The BIG-register also means that if you have international qualifications, having gone to school in the USA, Colombia, Costa Rica, or anywhere else, there are extra conditions imposed in order to obtain that coveted, top notch registration, and that you would be required to travel to the Netherlands, have your qualifications acknowledged, then pass whatever extra courses needed, providing you have sufficient command of the Dutch language, and then, upon completion of all obligations, you may use the title belonging to your profession, you may start practicing, and begin your specialist training.
All kids from Aruba who go to med-schools in the region know, before even packing their suitcases, that they will not be able to practice in their homeland, unless, post-graduation, they travel to the mother-patria to comply with the BIG-register demands, at the end of which they may be granted their LB, their permit to work here.
In the past few years we have been hearing gripes about that system. Well-connected kids graduating from regional med-schools whined it wasn’t far. And that the island must have some kind of Aru-BIG instituted to accommodate those who finished secondary-schools and wanted to practice their profession here.
(Fact: Top students head to the Netherlands for higher education. Average-plus students enroll in schools with less stringent requirements, in the area.)
This week we were told by the MinHealth that indeed an Aru-BIG is on the drawing board. We will be certifying our own healthcare professionals, and meanwhile a number of people in healthcare, already got the minister’s blessing, and are practicing.
I recently saw an ad for gynecological services, approved by the MinHealth.

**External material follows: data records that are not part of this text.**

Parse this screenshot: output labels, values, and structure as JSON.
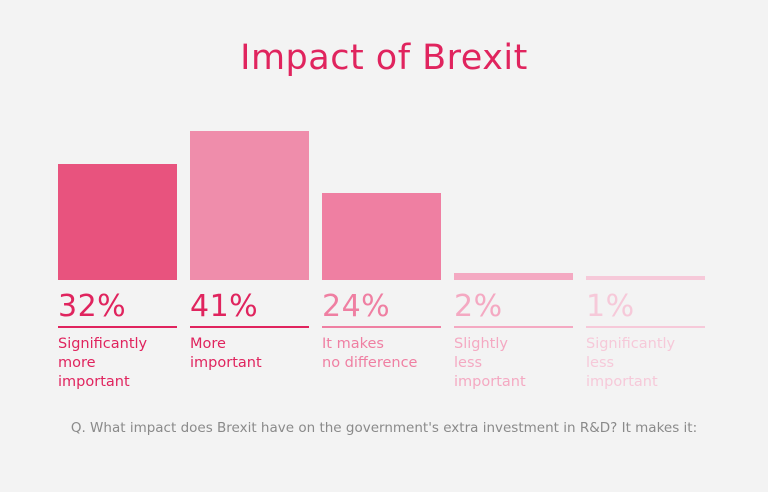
{
  "chart_data": {
    "type": "bar",
    "title": "Impact of Brexit",
    "categories": [
      "Significantly\nmore\nimportant",
      "More\nimportant",
      "It makes\nno difference",
      "Slightly\nless\nimportant",
      "Significantly\nless\nimportant"
    ],
    "values": [
      32,
      41,
      24,
      2,
      1
    ],
    "value_labels": [
      "32%",
      "41%",
      "24%",
      "2%",
      "1%"
    ],
    "colors": [
      "#e8537e",
      "#e0245e",
      "#ef7fa2",
      "#f4a9c2",
      "#f6c9d9"
    ],
    "text_colors": [
      "#e0245e",
      "#e0245e",
      "#ef7fa2",
      "#f4a9c2",
      "#f6c9d9"
    ],
    "highlight_index": 1,
    "ylim": [
      0,
      41
    ],
    "xlabel": "",
    "ylabel": "",
    "question": "Q. What impact does Brexit have on the government's extra investment in R&D? It makes it:"
  }
}
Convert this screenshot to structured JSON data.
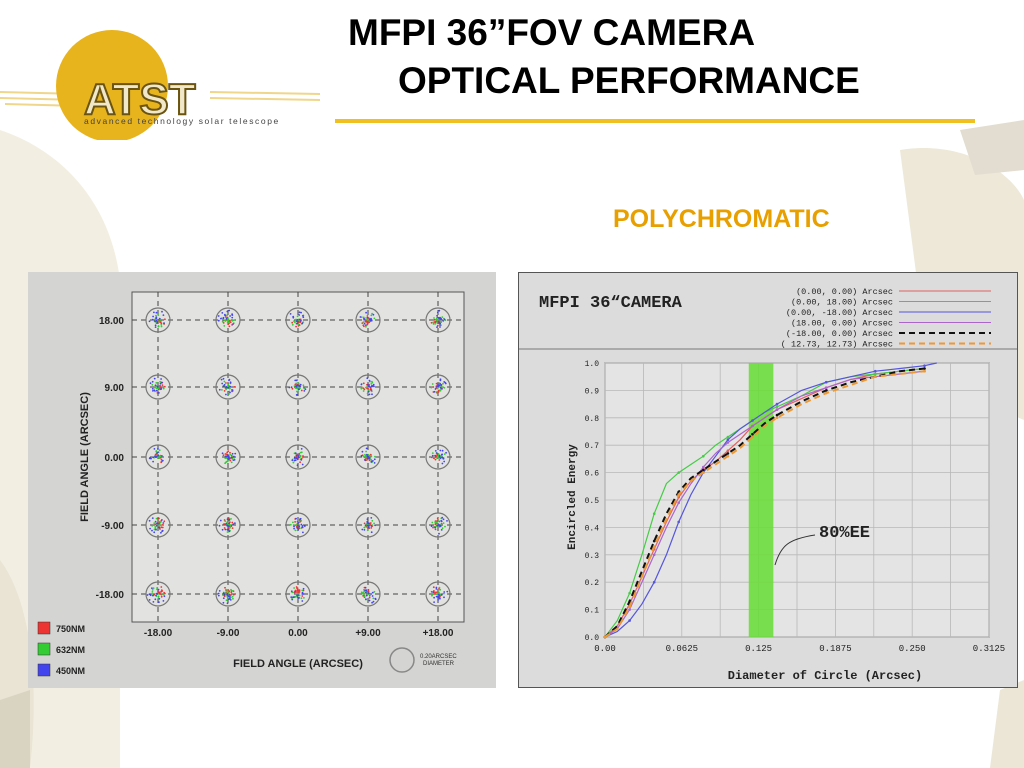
{
  "header": {
    "title_line1": "MFPI 36”FOV CAMERA",
    "title_line2": "OPTICAL PERFORMANCE",
    "subtitle": "POLYCHROMATIC",
    "accent_color": "#f0c020",
    "subtitle_color": "#e8a000"
  },
  "logo": {
    "text": "ATST",
    "tagline": "advanced technology solar telescope",
    "color": "#e8b020"
  },
  "chart_data": [
    {
      "type": "scatter",
      "x_ticks": [
        "-18.00",
        "-9.00",
        "0.00",
        "+9.00",
        "+18.00"
      ],
      "y_ticks": [
        "18.00",
        "9.00",
        "0.00",
        "-9.00",
        "-18.00"
      ],
      "xlabel": "FIELD ANGLE  (ARCSEC)",
      "ylabel": "FIELD ANGLE  (ARCSEC)",
      "grid": true,
      "field_points_x": [
        -18,
        -9,
        0,
        9,
        18
      ],
      "field_points_y": [
        18,
        9,
        0,
        -9,
        -18
      ],
      "reference_circle_label": "0.20ARCSEC DIAMETER",
      "legend": [
        {
          "name": "750NM",
          "color": "#ee3333"
        },
        {
          "name": "632NM",
          "color": "#33cc33"
        },
        {
          "name": "450NM",
          "color": "#4444ee"
        }
      ],
      "legend_position": "bottom-left"
    },
    {
      "type": "line",
      "title": "MFPI 36“CAMERA",
      "xlabel": "Diameter of Circle (Arcsec)",
      "ylabel": "Encircled Energy",
      "xlim": [
        0,
        0.3125
      ],
      "ylim": [
        0,
        1.0
      ],
      "x_ticks": [
        "0.00",
        "0.0625",
        "0.125",
        "0.1875",
        "0.250",
        "0.3125"
      ],
      "y_ticks": [
        "0.0",
        "0.1",
        "0.2",
        "0.3",
        "0.4",
        "0.5",
        "0.6",
        "0.7",
        "0.8",
        "0.9",
        "1.0"
      ],
      "grid": true,
      "annotation": "80%EE",
      "highlight_band": [
        0.117,
        0.137
      ],
      "band_color": "#66dd33",
      "series": [
        {
          "name": "(0.00,   0.00) Arcsec",
          "color": "#e06060",
          "dash": "solid",
          "x": [
            0,
            0.01,
            0.02,
            0.03,
            0.04,
            0.05,
            0.06,
            0.07,
            0.08,
            0.09,
            0.1,
            0.11,
            0.12,
            0.13,
            0.14,
            0.16,
            0.18,
            0.2,
            0.22,
            0.24,
            0.26
          ],
          "y": [
            0,
            0.04,
            0.12,
            0.22,
            0.32,
            0.42,
            0.51,
            0.57,
            0.61,
            0.64,
            0.68,
            0.72,
            0.77,
            0.8,
            0.83,
            0.87,
            0.91,
            0.94,
            0.96,
            0.97,
            0.98
          ]
        },
        {
          "name": "(0.00,  18.00) Arcsec",
          "color": "#44cc44",
          "dash": "solid",
          "x": [
            0,
            0.01,
            0.02,
            0.03,
            0.04,
            0.05,
            0.06,
            0.07,
            0.08,
            0.09,
            0.1,
            0.11,
            0.12,
            0.13,
            0.14,
            0.16,
            0.18,
            0.2,
            0.22,
            0.24,
            0.26
          ],
          "y": [
            0,
            0.06,
            0.16,
            0.3,
            0.45,
            0.56,
            0.6,
            0.63,
            0.66,
            0.7,
            0.73,
            0.76,
            0.79,
            0.82,
            0.84,
            0.88,
            0.93,
            0.95,
            0.96,
            0.97,
            0.98
          ]
        },
        {
          "name": "(0.00, -18.00) Arcsec",
          "color": "#5555dd",
          "dash": "solid",
          "x": [
            0,
            0.01,
            0.02,
            0.03,
            0.04,
            0.05,
            0.06,
            0.07,
            0.08,
            0.09,
            0.1,
            0.11,
            0.12,
            0.13,
            0.14,
            0.16,
            0.18,
            0.2,
            0.22,
            0.24,
            0.26,
            0.27
          ],
          "y": [
            0,
            0.02,
            0.06,
            0.12,
            0.2,
            0.3,
            0.42,
            0.52,
            0.6,
            0.66,
            0.72,
            0.76,
            0.79,
            0.82,
            0.85,
            0.9,
            0.93,
            0.95,
            0.97,
            0.98,
            0.99,
            1.0
          ]
        },
        {
          "name": "(18.00,   0.00) Arcsec",
          "color": "#aa66cc",
          "dash": "solid",
          "x": [
            0,
            0.01,
            0.02,
            0.03,
            0.04,
            0.05,
            0.06,
            0.07,
            0.08,
            0.09,
            0.1,
            0.11,
            0.12,
            0.13,
            0.14,
            0.16,
            0.18,
            0.2,
            0.22,
            0.24,
            0.26
          ],
          "y": [
            0,
            0.03,
            0.1,
            0.2,
            0.3,
            0.4,
            0.49,
            0.56,
            0.62,
            0.67,
            0.71,
            0.74,
            0.77,
            0.8,
            0.83,
            0.88,
            0.91,
            0.94,
            0.95,
            0.96,
            0.97
          ]
        },
        {
          "name": "(-18.00,   0.00) Arcsec",
          "color": "#111111",
          "dash": "dash",
          "x": [
            0,
            0.01,
            0.02,
            0.03,
            0.04,
            0.05,
            0.06,
            0.07,
            0.08,
            0.09,
            0.1,
            0.11,
            0.12,
            0.13,
            0.14,
            0.16,
            0.18,
            0.2,
            0.22,
            0.24,
            0.26
          ],
          "y": [
            0,
            0.04,
            0.13,
            0.24,
            0.35,
            0.45,
            0.53,
            0.58,
            0.61,
            0.64,
            0.67,
            0.7,
            0.74,
            0.78,
            0.81,
            0.86,
            0.9,
            0.93,
            0.95,
            0.97,
            0.98
          ]
        },
        {
          "name": "( 12.73,  12.73) Arcsec",
          "color": "#ee9933",
          "dash": "dash",
          "x": [
            0,
            0.01,
            0.02,
            0.03,
            0.04,
            0.05,
            0.06,
            0.07,
            0.08,
            0.09,
            0.1,
            0.11,
            0.12,
            0.13,
            0.14,
            0.16,
            0.18,
            0.2,
            0.22,
            0.24,
            0.26
          ],
          "y": [
            0,
            0.03,
            0.11,
            0.22,
            0.33,
            0.43,
            0.52,
            0.57,
            0.6,
            0.63,
            0.66,
            0.69,
            0.73,
            0.77,
            0.8,
            0.85,
            0.89,
            0.92,
            0.95,
            0.96,
            0.97
          ]
        }
      ],
      "legend_position": "top-right"
    }
  ]
}
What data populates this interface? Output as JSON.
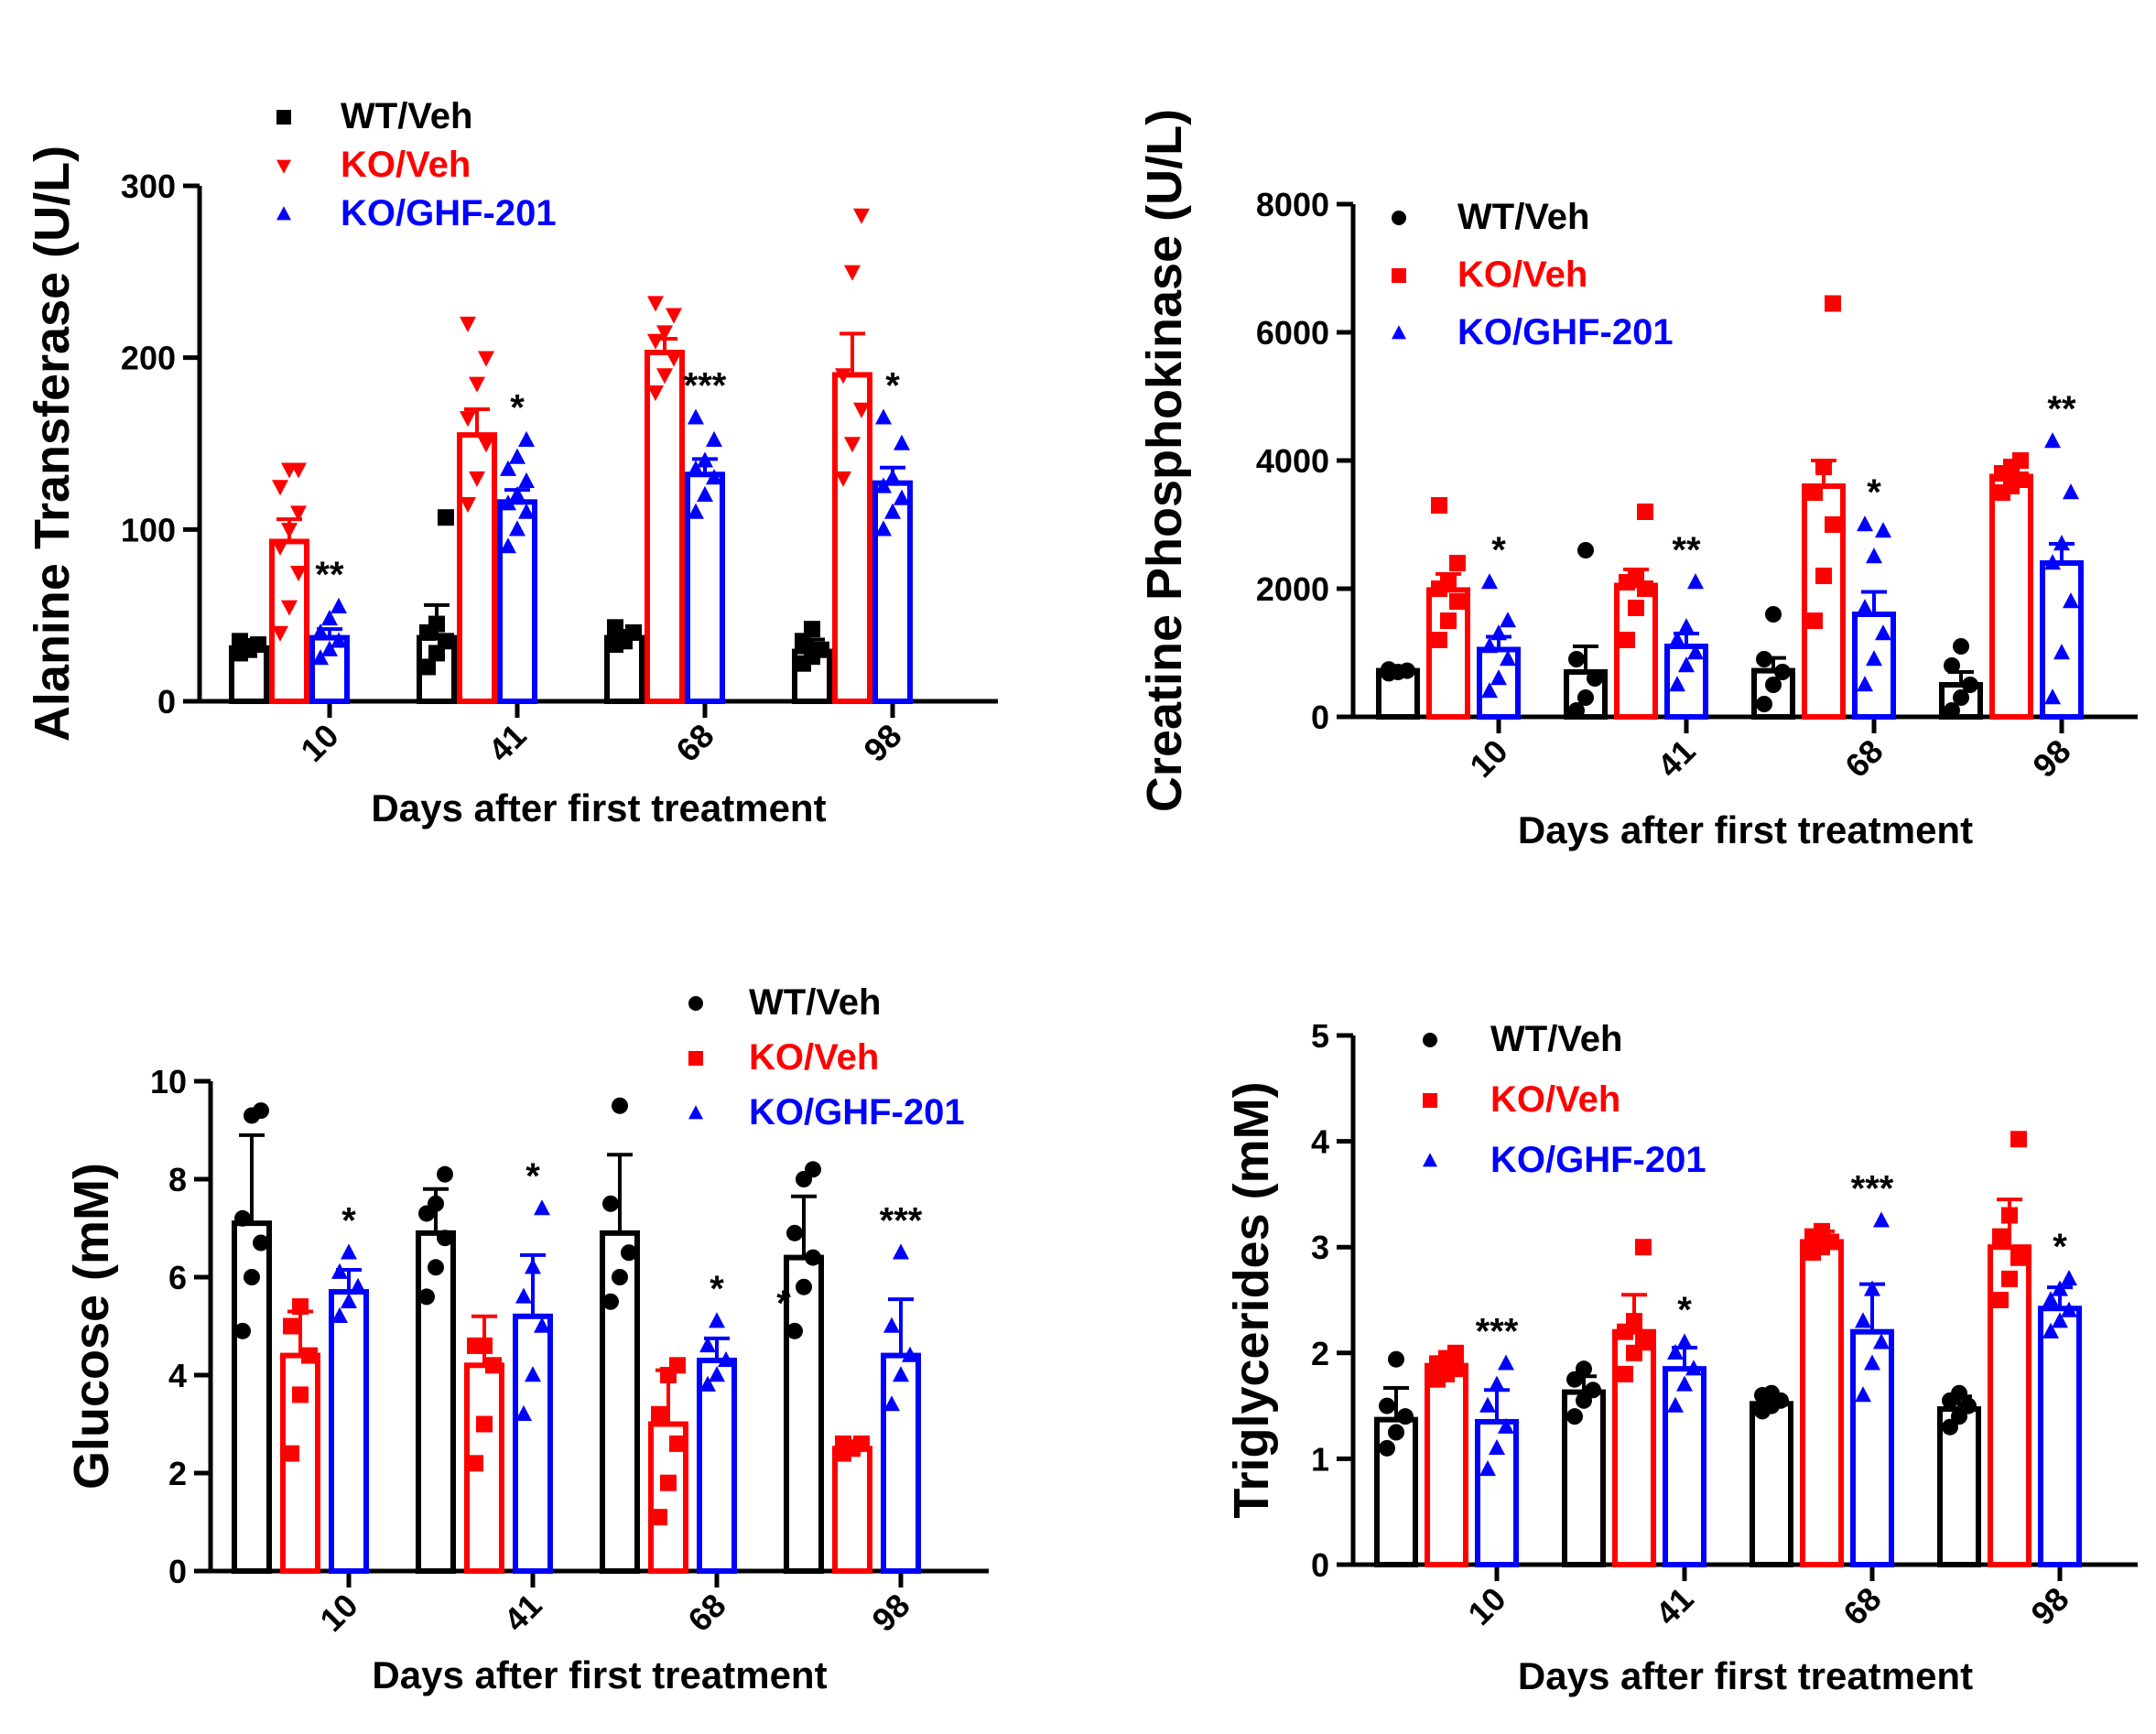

What is the equivalent? Me starting to drive with an authorization from the MinTransport, without passing the official driving test. Or me operating a restaurant with a note from the MinHealth without passing any of the safety, and sanitation tests.
The MinHealth now considers the LB, his prerogative.
A local BIG it is indeed a good idea, in principle, and something developed counties have, such as the National Boards in the USA. We are fortunate to have the NED-BIG, which protects and supports the quality of healthcare here, and we have enjoyed good doctors in Aruba, for decades.
This new development, like everything in Aruba, is very political. If the MinHealth relaxes the certification process with the introduction of the Aru-BIG, he is about to please many potential voters. This will accommodate friends and family members, as a populist move.
In the past, every government said they would introduce an Aru-BIG, but they never did, because they knew that at least with Ned-BIG our doctors were well educated.
BOTTOMLINE: As a country we have enough issues with our healthcare system, and it doesn’t look like this minister is fixing any of it. So far the only fixing we see is permitting non-BIG doctors to practice. Our hospital is in serious trouble. But no real action is taken there. At least we don’t see it, and we hear the minister’s own representative on the hospital RvT board just resigned. We lost the two only competent members of that board.
Personally I think the MinHealth has his work cut out for him, sorting the hospital out, without messing with medical certifications.
Get us some qualified specialists, cut down the waiting time, conclude the construction of the hospital, clear all fraud cases, get rid of incompetent of management, sort out the thousands of PAP tests still hanging, tested / not tested. Under normal circumstance we should have some people in jail for messing up our hospital. And the job satisfaction rate among doctors employed by hospital, is in the gutter.
The healthcare professionals I spoke to called the Aru-BIG scandalous and shameless.
So first things first, fix the hospital, then mess with certifications.